El cielo sigue furioso de azul pero no lo vemos, estamos adentro de una oficina.
Un olor a cenizas de todos los muertos del universo invade el aire.
Esperamos nuestro turno. Otra vez Salamina.
No sé por qué pienso en manos: las de Estani haciendo acrobacias en las cuerdas del cello para sacarle alguna nota, las de Loli deformadas de tanto chupárselas, las de Toto con las uñas largas y mugrientas, las de Octi dibujando mapas, escudos de fútbol y ciudades tipo Metrópolis.
Nos llaman desde un escritorio.
Mis manos dejan de ser mías.
Mis manos, las de los pulgares lastimados, las de los dedos golpeados por infinitos pelotazos, se me escapan como en un reflejo para alzar a alguien en brazos.
Pero es solo por un segundo, hasta que se dan cuenta de que no hay a quién alzar.
Nos vamos.






Hegel dice en alguna parte que todos los grandes hechos y personajes de la historia universal aparecen, como si dijéramos, dos veces. Pero se olvidó de agregar: una vez como tragedia y la otra como farsa.
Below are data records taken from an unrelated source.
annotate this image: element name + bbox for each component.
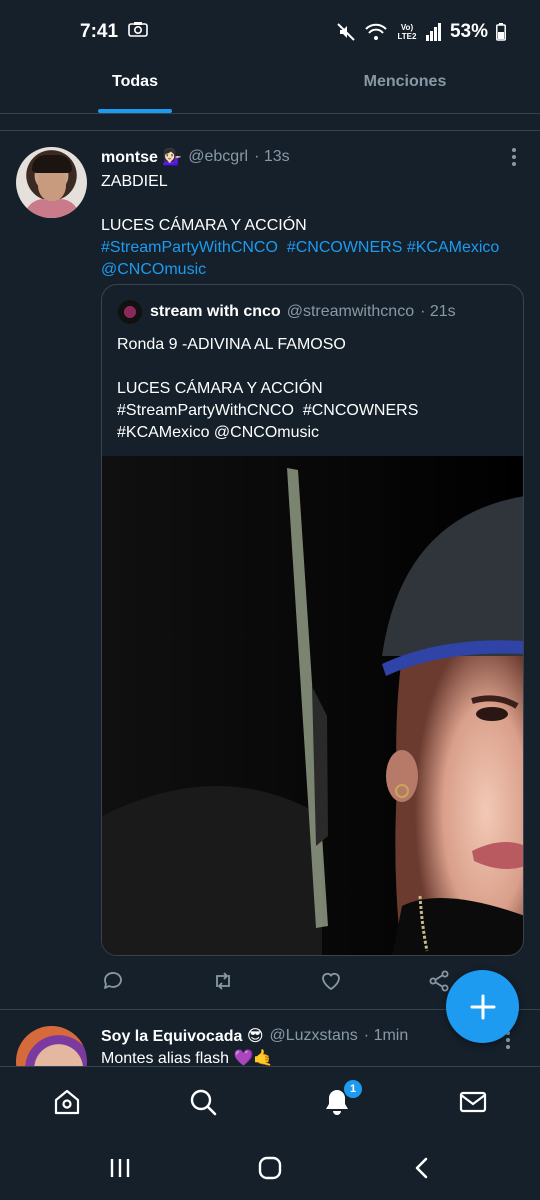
camera-icon bbox=[128, 21, 148, 43]
share-icon[interactable] bbox=[427, 969, 451, 993]
signal-icon bbox=[425, 23, 442, 41]
author-name[interactable]: montse 💁🏻‍♀️ bbox=[101, 147, 182, 167]
messages-icon[interactable] bbox=[458, 1087, 488, 1117]
tab-menciones[interactable]: Menciones bbox=[270, 64, 540, 113]
hashtag-links[interactable]: #StreamPartyWithCNCO #CNCOWNERS #KCAMexi… bbox=[101, 237, 526, 259]
mention-link[interactable]: @CNCOmusic bbox=[101, 259, 526, 281]
notifications-tabs: Todas Menciones bbox=[0, 64, 540, 114]
avatar[interactable] bbox=[16, 147, 87, 218]
recent-apps-icon[interactable] bbox=[108, 1156, 132, 1185]
quoted-author-handle: @streamwithcnco bbox=[286, 303, 415, 320]
quoted-tweet-header: stream with cnco @streamwithcnco · 21s bbox=[118, 300, 456, 324]
tweet-line: ZABDIEL bbox=[101, 173, 168, 190]
tweet-header: Soy la Equivocada 😎 @Luzxstans · 1min bbox=[101, 1026, 408, 1046]
network-label: Vo) LTE2 bbox=[397, 23, 417, 41]
status-time: 7:41 bbox=[80, 21, 119, 42]
bottom-navigation: 1 bbox=[0, 1066, 540, 1136]
mute-icon bbox=[336, 22, 356, 42]
quoted-tweet-text: Ronda 9 -ADIVINA AL FAMOSO LUCES CÁMARA … bbox=[117, 334, 517, 444]
tweet-time: · 1min bbox=[363, 1027, 409, 1044]
quoted-line: Ronda 9 -ADIVINA AL FAMOSO bbox=[117, 336, 346, 353]
tweet-text: Montes alias flash 💜🤙 bbox=[101, 1050, 274, 1066]
quoted-tweet-time: · 21s bbox=[420, 303, 456, 320]
back-icon[interactable] bbox=[410, 1156, 434, 1185]
quoted-avatar bbox=[118, 300, 142, 324]
battery-icon bbox=[496, 23, 506, 41]
plus-icon bbox=[470, 994, 495, 1019]
author-name[interactable]: Soy la Equivocada 😎 bbox=[101, 1026, 264, 1046]
more-options-icon[interactable] bbox=[506, 145, 522, 169]
quoted-line: LUCES CÁMARA Y ACCIÓN bbox=[117, 380, 323, 397]
author-handle[interactable]: @Luzxstans bbox=[270, 1027, 358, 1045]
reply-icon[interactable] bbox=[101, 969, 125, 993]
tweet-line: LUCES CÁMARA Y ACCIÓN bbox=[101, 217, 307, 234]
tab-todas-label: Todas bbox=[112, 73, 158, 90]
avatar[interactable] bbox=[16, 1026, 87, 1066]
compose-tweet-button[interactable] bbox=[446, 970, 519, 1043]
active-tab-indicator bbox=[98, 109, 172, 113]
quoted-tweet[interactable]: stream with cnco @streamwithcnco · 21s R… bbox=[101, 284, 524, 956]
search-icon[interactable] bbox=[188, 1087, 218, 1117]
tweet[interactable]: montse 💁🏻‍♀️ @ebcgrl · 13s ZABDIEL LUCES… bbox=[0, 131, 540, 1009]
tweet-text: ZABDIEL LUCES CÁMARA Y ACCIÓN #StreamPar… bbox=[101, 171, 526, 281]
status-bar: 7:41 Vo) LTE2 53% bbox=[0, 0, 540, 64]
tab-menciones-label: Menciones bbox=[363, 73, 447, 90]
home-button-icon[interactable] bbox=[257, 1156, 283, 1185]
tweet-time: · 13s bbox=[254, 148, 290, 165]
system-navigation bbox=[0, 1136, 540, 1200]
home-icon[interactable] bbox=[52, 1087, 82, 1117]
quoted-line: #KCAMexico @CNCOmusic bbox=[117, 424, 320, 441]
tweet-header: montse 💁🏻‍♀️ @ebcgrl · 13s bbox=[101, 147, 290, 167]
tweet-actions bbox=[101, 969, 461, 999]
author-handle[interactable]: @ebcgrl bbox=[188, 148, 248, 166]
quoted-line: #StreamPartyWithCNCO #CNCOWNERS bbox=[117, 402, 419, 419]
quoted-media-image[interactable] bbox=[102, 456, 523, 955]
retweet-icon[interactable] bbox=[211, 969, 235, 993]
quoted-author-name: stream with cnco bbox=[150, 303, 281, 320]
battery-percent: 53% bbox=[449, 21, 488, 42]
like-icon[interactable] bbox=[319, 969, 343, 993]
tab-todas[interactable]: Todas bbox=[0, 64, 270, 113]
notification-badge: 1 bbox=[344, 1080, 362, 1098]
wifi-icon bbox=[364, 22, 388, 42]
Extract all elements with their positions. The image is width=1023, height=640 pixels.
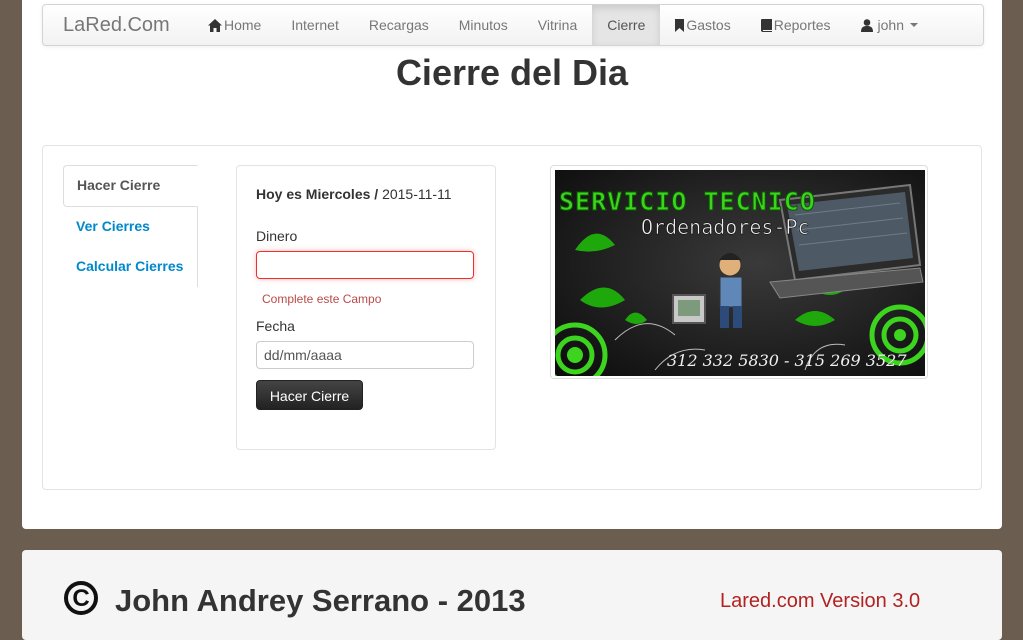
bookmark-icon [675, 18, 685, 32]
main-panel: Hacer Cierre Ver Cierres Calcular Cierre… [42, 145, 982, 490]
nav-item-gastos[interactable]: Gastos [660, 5, 745, 45]
tab-hacer-cierre[interactable]: Hacer Cierre [63, 165, 198, 207]
copyright-icon: C [64, 581, 98, 615]
ad-banner-frame: SERVICIO TECNICO Ordenadores-Pc 312 332 … [550, 165, 928, 379]
nav-item-recargas[interactable]: Recargas [354, 5, 444, 45]
footer-author: John Andrey Serrano - 2013 [115, 583, 526, 618]
date-value: 2015-11-11 [382, 186, 452, 202]
nav-item-label: Cierre [607, 17, 646, 33]
nav-item-label: Home [224, 17, 262, 33]
hacer-cierre-button[interactable]: Hacer Cierre [256, 380, 363, 410]
date-separator: / [370, 186, 383, 202]
banner-subtitle: Ordenadores-Pc [641, 215, 810, 239]
footer: C John Andrey Serrano - 2013 Lared.com V… [22, 550, 1002, 640]
dinero-field[interactable] [256, 251, 474, 279]
nav-item-cierre[interactable]: Cierre [592, 5, 661, 45]
fecha-field[interactable] [256, 341, 474, 369]
nav-item-label: Vitrina [537, 17, 578, 33]
brand-link[interactable]: LaRed.Com [63, 5, 170, 45]
page-container: LaRed.Com Home Internet Recargas Minutos… [22, 0, 1002, 529]
caret-down-icon [910, 23, 918, 27]
fecha-label: Fecha [256, 318, 295, 334]
dinero-error-message: Complete este Campo [262, 292, 382, 306]
tab-ver-cierres[interactable]: Ver Cierres [63, 207, 197, 247]
dinero-label: Dinero [256, 228, 298, 244]
user-menu-dropdown[interactable]: john [846, 5, 933, 45]
day-label: Hoy es Miercoles [256, 186, 371, 202]
nav-item-minutos[interactable]: Minutos [444, 5, 523, 45]
nav-item-label: Reportes [773, 17, 831, 33]
home-icon [208, 18, 222, 32]
footer-version: Lared.com Version 3.0 [720, 590, 921, 612]
nav-item-label: Gastos [686, 17, 731, 33]
nav-item-vitrina[interactable]: Vitrina [523, 5, 592, 45]
nav-item-label: Recargas [368, 17, 429, 33]
nav-menu: Home Internet Recargas Minutos Vitrina C… [193, 5, 933, 45]
page-title: Cierre del Dia [395, 52, 629, 93]
cierre-form: Hoy es Miercoles / 2015-11-11 Dinero Com… [236, 165, 496, 450]
nav-item-label: Minutos [458, 17, 508, 33]
user-name: john [877, 17, 904, 33]
book-icon [760, 18, 772, 32]
banner-phones: 312 332 5830 - 315 269 3527 [667, 351, 907, 370]
user-icon [860, 18, 873, 32]
top-navbar: LaRed.Com Home Internet Recargas Minutos… [42, 4, 984, 46]
side-tabs: Hacer Cierre Ver Cierres Calcular Cierre… [63, 165, 198, 287]
nav-item-home[interactable]: Home [193, 5, 276, 45]
nav-item-label: Internet [291, 17, 339, 33]
tab-calcular-cierres[interactable]: Calcular Cierres [63, 247, 197, 287]
nav-item-reportes[interactable]: Reportes [746, 5, 846, 45]
banner-title: SERVICIO TECNICO [559, 187, 816, 216]
today-date: Hoy es Miercoles / 2015-11-11 [256, 186, 452, 202]
servicio-tecnico-banner: SERVICIO TECNICO Ordenadores-Pc 312 332 … [555, 170, 925, 376]
nav-item-internet[interactable]: Internet [276, 5, 353, 45]
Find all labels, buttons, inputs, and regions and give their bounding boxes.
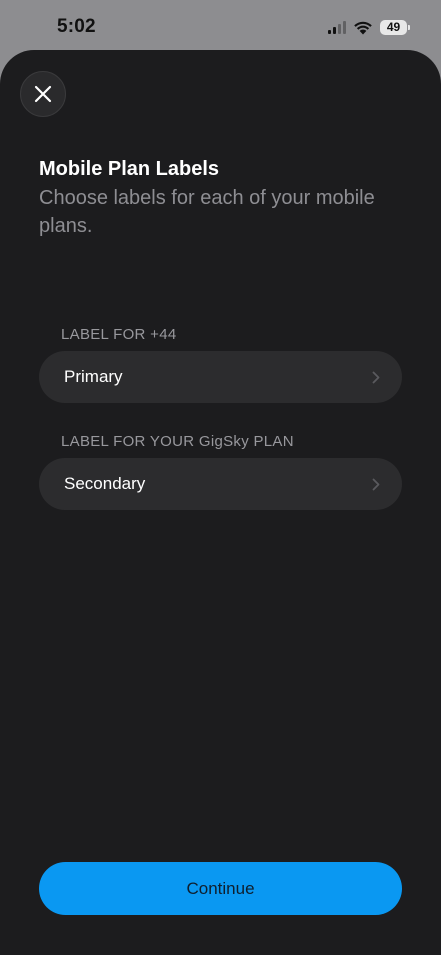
plan-label-row-primary[interactable]: Primary [39,351,402,403]
plan-label-row-secondary[interactable]: Secondary [39,458,402,510]
page-subtitle: Choose labels for each of your mobile pl… [39,187,375,237]
status-icons: 49 [328,17,410,37]
continue-button-label: Continue [186,878,255,898]
battery-level: 49 [386,20,401,34]
section-label-plan-2: LABEL FOR YOUR GigSky PLAN [61,433,294,450]
plan-label-value: Primary [64,367,123,386]
section-label-plan-1: LABEL FOR +44 [61,326,177,343]
status-bar: 5:02 49 [0,0,441,52]
status-time: 5:02 [57,16,96,37]
continue-button[interactable]: Continue [39,862,402,915]
wifi-icon [354,21,372,34]
chevron-right-icon [372,371,380,384]
plan-labels-sheet: Mobile Plan Labels Choose labels for eac… [0,50,441,955]
close-icon [34,85,52,103]
chevron-right-icon [372,478,380,491]
signal-icon [328,20,346,34]
page-title: Mobile Plan Labels [39,158,220,180]
battery-icon: 49 [380,19,410,35]
close-button[interactable] [20,71,66,117]
plan-label-value: Secondary [64,474,146,493]
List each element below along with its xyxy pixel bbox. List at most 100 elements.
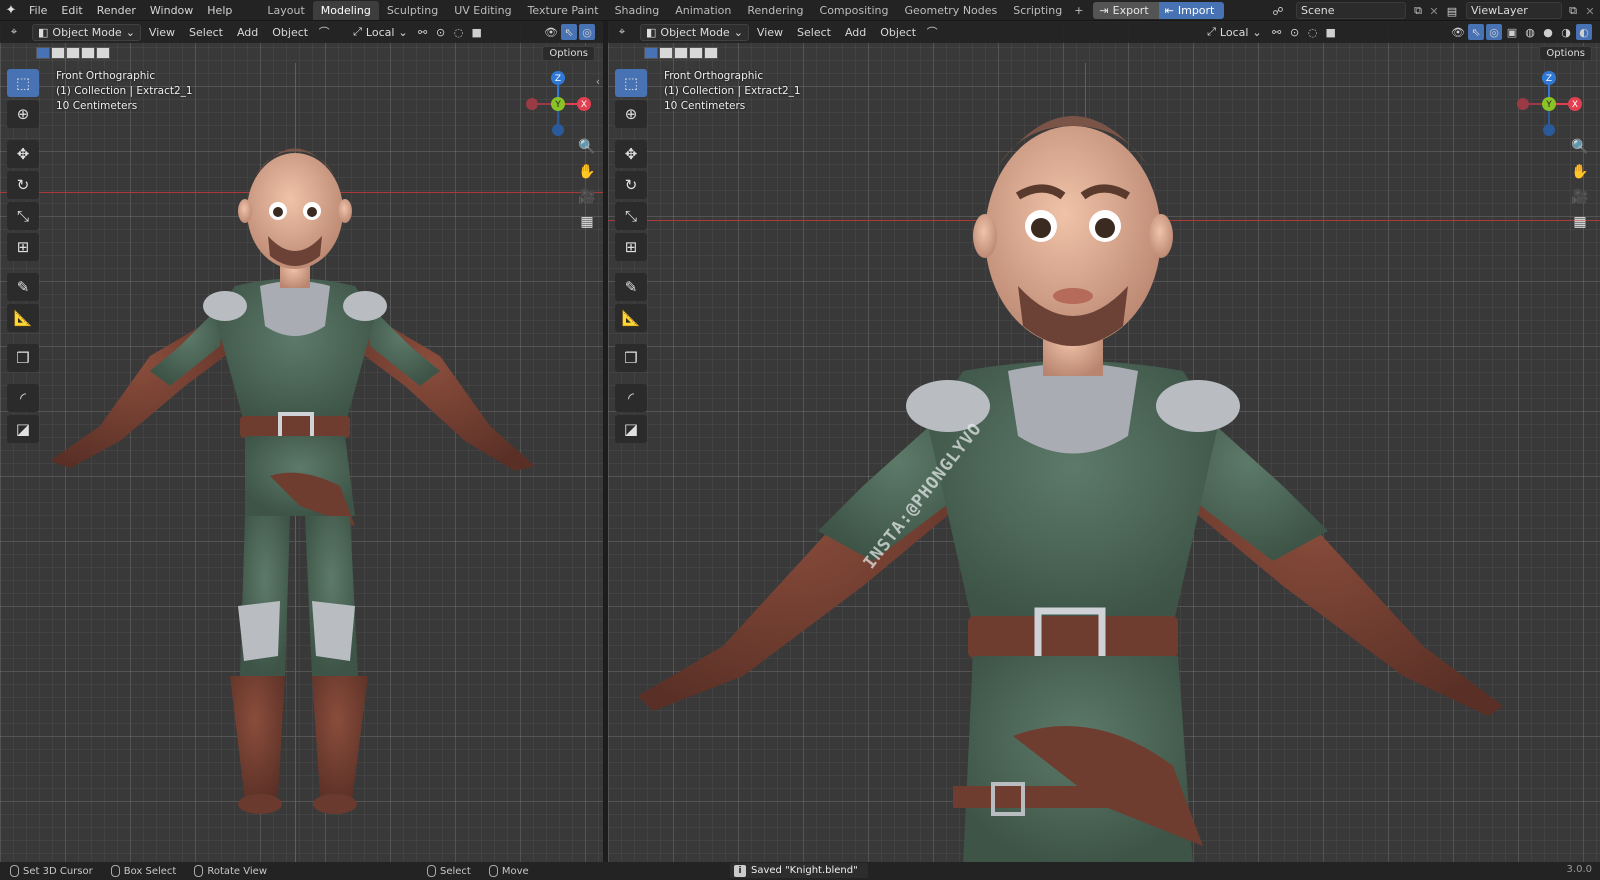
snap-toggle-icon[interactable]: ⌒ [316,24,332,40]
transform-orientation-dropdown[interactable]: ⤢ Local ⌄ [1202,24,1267,41]
character-model-closeup[interactable] [633,86,1533,862]
tab-scripting[interactable]: Scripting [1005,1,1070,20]
pivot-icon[interactable]: ⚯ [1269,24,1285,40]
view-menu[interactable]: View [143,26,181,39]
tab-layout[interactable]: Layout [259,1,312,20]
scale-tool-icon[interactable]: ⤡ [615,202,647,230]
tab-animation[interactable]: Animation [667,1,739,20]
tab-compositing[interactable]: Compositing [812,1,897,20]
select-intersect-icon[interactable] [96,47,110,59]
grid-icon[interactable]: ▦ [577,214,597,230]
tab-uv-editing[interactable]: UV Editing [446,1,519,20]
tab-modeling[interactable]: Modeling [312,0,379,20]
camera-icon[interactable]: 🎥 [577,189,597,205]
menu-edit[interactable]: Edit [54,0,89,21]
scene-selector[interactable]: Scene [1296,2,1406,19]
transform-orientation-dropdown[interactable]: ⤢ Local ⌄ [348,24,413,41]
menu-render[interactable]: Render [90,0,143,21]
solid-shading-icon[interactable]: ● [1540,24,1556,40]
knife-tool-icon[interactable]: ◪ [615,415,647,443]
view-layer-selector[interactable]: ViewLayer [1466,2,1562,19]
object-mode-dropdown[interactable]: ◧ Object Mode ⌄ [640,23,749,41]
select-box-tool-icon[interactable]: ⬚ [7,69,39,97]
add-menu[interactable]: Add [839,26,872,39]
move-tool-icon[interactable]: ✥ [7,140,39,168]
material-shading-icon[interactable]: ◑ [1558,24,1574,40]
copy-view-layer-icon[interactable]: ⧉ [1565,3,1581,19]
select-subtract-icon[interactable] [66,47,80,59]
shading-color-icon[interactable]: ■ [469,24,485,40]
shading-color-icon[interactable]: ■ [1323,24,1339,40]
visibility-icon[interactable]: 👁 [1450,24,1466,40]
menu-window[interactable]: Window [143,0,200,21]
select-extend-icon[interactable] [51,47,65,59]
snap-icon[interactable]: ⊙ [1287,24,1303,40]
select-menu[interactable]: Select [183,26,229,39]
select-intersect-icon[interactable] [704,47,718,59]
copy-scene-icon[interactable]: ⧉ [1410,3,1426,19]
add-workspace-button[interactable]: + [1070,4,1087,17]
options-button[interactable]: Options [542,46,595,61]
editor-type-icon[interactable]: ⌖ [614,24,630,40]
wireframe-shading-icon[interactable]: ◍ [1522,24,1538,40]
proportional-edit-icon[interactable]: ◌ [451,24,467,40]
export-button[interactable]: ⇥ Export [1093,1,1159,19]
overlay-toggle-icon[interactable]: ◎ [1486,24,1502,40]
move-tool-icon[interactable]: ✥ [615,140,647,168]
select-invert-icon[interactable] [689,47,703,59]
cursor-tool-icon[interactable]: ⊕ [615,100,647,128]
tab-sculpting[interactable]: Sculpting [379,1,446,20]
scene-icon[interactable]: ☍ [1270,3,1286,19]
transform-tool-icon[interactable]: ⊞ [7,233,39,261]
select-subtract-icon[interactable] [674,47,688,59]
menu-help[interactable]: Help [200,0,239,21]
overlay-toggle-icon[interactable]: ◎ [579,24,595,40]
menu-file[interactable]: File [22,0,54,21]
right-3d-viewport[interactable]: INSTA:@PHONGLYVO ⌖ ◧ Object Mode ⌄ View … [608,21,1600,862]
sidebar-toggle-icon[interactable]: ‹ [590,73,603,89]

Caussidière por Dantón, Luis Blanc por Robespierre, la Montaña de 1848 a 1851 por la Montaña de 1793 a 1795, el sobrino por el tío. ¡Y a la misma caricatura en las circunstancias que acompañan a la segunda edición del Dieciocho Brumario!

Como farsa:

El olor insoportable, todas las personas esperando en esa oficina tapándose la nariz, abanicándose con lo que tenían a mano.
Une empleade cuyo género no pudimos descifrar pasaba de vez en cuando rociando el ambiente con un desodorante.
Una mujer que arengaba a los gritos a todos los que se llevaban las urnas con un “Ahora a hacerles una misa y en Navidad a festejar el nacimiento de Cristo y no a Papá Noel que es un invento de los gringos y de Coca Cola”.
El gobierno de la ciudad que repartía bolsas con su logo para todos aquellos que quisieran meter allí las urnas con cenizas.
El hombre que atendía al público que consideró oportuno explicarnos que los cuerpos de los chicos tardan más en ser incinerados que los de los grandes.
Una mujer que en lugar de una urna había llevado una lata de pan dulce.
Los empleados que salían de adentro del crematorio que imaginamos en un momento como zombis a cargo del lugar.
El aparato del alcohol en gel que nos poníamos a cada rato en las manos para no sentir el olor que nos quedó impregnado en la nariz durante todo el día.
Los ataques de risa que nos agarraban que nos hacía parecer unos irrespetuosos con todo el dolor de la gente ahí reunida y en realidad eran para tapar nuestro propio dolor.

De todas formas, como después le dije a mi hermano por wa, por suerte podemos seguir sacando de algún lado la capacidad de la risa.
O como le escribí a Vero, tal vez haya llegado el momento de debutar con el whisky.